Brief Answer: Karena perilaku pemerasan oleh orang-orang yang
memeras orang lain, adalah cerminan “kemabukan” alias sedang “mabuk” orangnya. Jadi,
tidak butuh mabuk oleh minum-minuman keras ataupun konsumsi barang madat
seperti obat-obatan terlarang, orang-orang yang memeras atau bahkan terbiasa
maupun hidup dari memeras orang lain, sejatinya ialah orang-orang yang sudah
atau sedang “mabuk”, sehingga akalnya ialah “akal sakit milik orang sakit” alih-alih
mencerminkan “akal sehat milik orang sehat”.
PEMBAHASAN:
Lucunya
gaya hidup orang “mabuk”, dapat kita rujuk khotbah Sang Buddha dalam “Aṅguttara Nikāya : Khotbah-Khotbah Numerikal Sang
Buddha, JILID IV”,
Judul Asli : “The Numerical Discourses of
the Buddha”, diterjemahkan dari Bahasa Pāḷi oleh Bhikkhu Bodhi, Wisdom Publications 2012,
terjemahan Bahasa Indonesia tahun 2015 oleh DhammaCitta Press, dengan kutipan
sebagai berikut:
II. Cāpāla
61 (1) Keinginan
“Para bhikkhu, ada delapan
jenis orang ini terdapat di dunia. Apakah delapan ini?

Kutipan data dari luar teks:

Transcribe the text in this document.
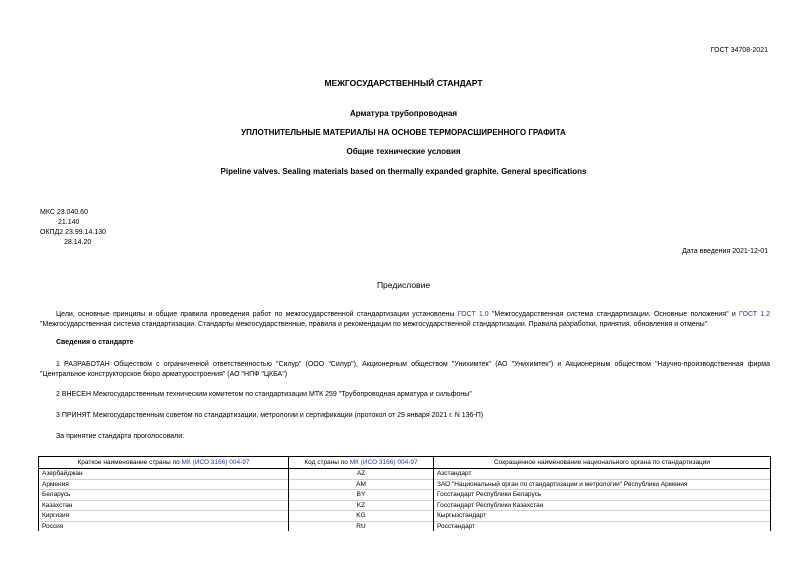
ГОСТ 34708-2021
МЕЖГОСУДАРСТВЕННЫЙ СТАНДАРТ
Арматура трубопроводная
УПЛОТНИТЕЛЬНЫЕ МАТЕРИАЛЫ НА ОСНОВЕ ТЕРМОРАСШИРЕННОГО ГРАФИТА
Общие технические условия
Pipeline valves. Sealing materials based on thermally expanded graphite. General specifications
МКС 23.040.60
21.140
ОКПД2 23.99.14.130
28.14.20
Дата введения 2021-12-01
Предисловие
Цели, основные принципы и общие правила проведения работ по межгосударственной стандартизации установлены ГОСТ 1.0 "Межгосударственная система стандартизации. Основные положения" и ГОСТ 1.2 "Межгосударственная система стандартизации. Стандарты межгосударственные, правила и рекомендации по межгосударственной стандартизации. Правила разработки, принятия, обновления и отмены"
Сведения о стандарте
1 РАЗРАБОТАН Обществом с ограниченной ответственностью "Силур" (ООО "Силур"), Акционерным обществом "Унихимтек" (АО "Унихимтек") и Акционерным обществом "Научно-производственная фирма "Центральное конструкторское бюро арматуростроения" (АО "НПФ "ЦКБА")
2 ВНЕСЕН Межгосударственным техническим комитетом по стандартизации МТК 259 "Трубопроводная арматура и сильфоны"
3 ПРИНЯТ Межгосударственным советом по стандартизации, метрологии и сертификации (протокол от 29 января 2021 г. N 136-П)
За принятие стандарта проголосовали:
Краткое наименование страны по МК (ИСО 3166) 004-97	Код страны по МК (ИСО 3166) 004-97	Сокращенное наименование национального органа по стандартизации
Азербайджан	AZ	Азстандарт
Армения	AM	ЗАО "Национальный орган по стандартизации и метрологии" Республики Армения
Беларусь	BY	Госстандарт Республики Беларусь
Казахстан	KZ	Госстандарт Республики Казахстан
Киргизия	KG	Кыргызстандарт
Россия	RU	Росстандарт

(1) “Di sini, ketika seorang
bhikkhu sedang berdiam dalam kesendirian, hidup dengan tidak bergantung, suatu
keinginan muncul padanya untuk mendapatkan keuntungan. Ia bangkit, berusaha,
dan berupaya untuk memperoleh keuntungan itu. Namun demikian, ia gagal
memperoleh keuntungan. Karena tidak memperoleh keuntungan, ia berduka,
merana, dan meratap; ia menangis dengan memukul dadanya dan menjadi kebingungan.
Ini disebut seorang bhikkhu yang menginginkan keuntungan [294] yang bangkit,
berusaha, dan berupaya untuk memperoleh keuntungan, tetapi tidak
mendapatkannya: ia telah jatuh dari Dhamma sejati.
[Kitab Komentar menerangkan,
“keuntungan” di atas maknanya ialah “untuk memperoleh empat kebutuhan”, yaitu
jubah, makanan, tempat tinggal, dan obat-obatan.]
(2) “Tetapi ketika seorang
bhikkhu sedang berdiam dalam kesendirian, hidup dengan tidak bergantung, suatu
keinginan muncul padanya untuk mendapatkan keuntungan. Ia bangkit, berusaha,
dan berupaya untuk memperoleh keuntungan itu. Ia memperoleh keuntungan.
Karena keuntungan itu, ia menjadi mabuk, memunculkan kelengahan, dan hanyut
dalam kelengahan. Ini disebut seorang bhikkhu yang menginginkan keuntungan
yang bangkit, berusaha, dan berupaya untuk memperoleh keuntungan, dan
mendapatkannya: ia telah jatuh dari Dhamma sejati.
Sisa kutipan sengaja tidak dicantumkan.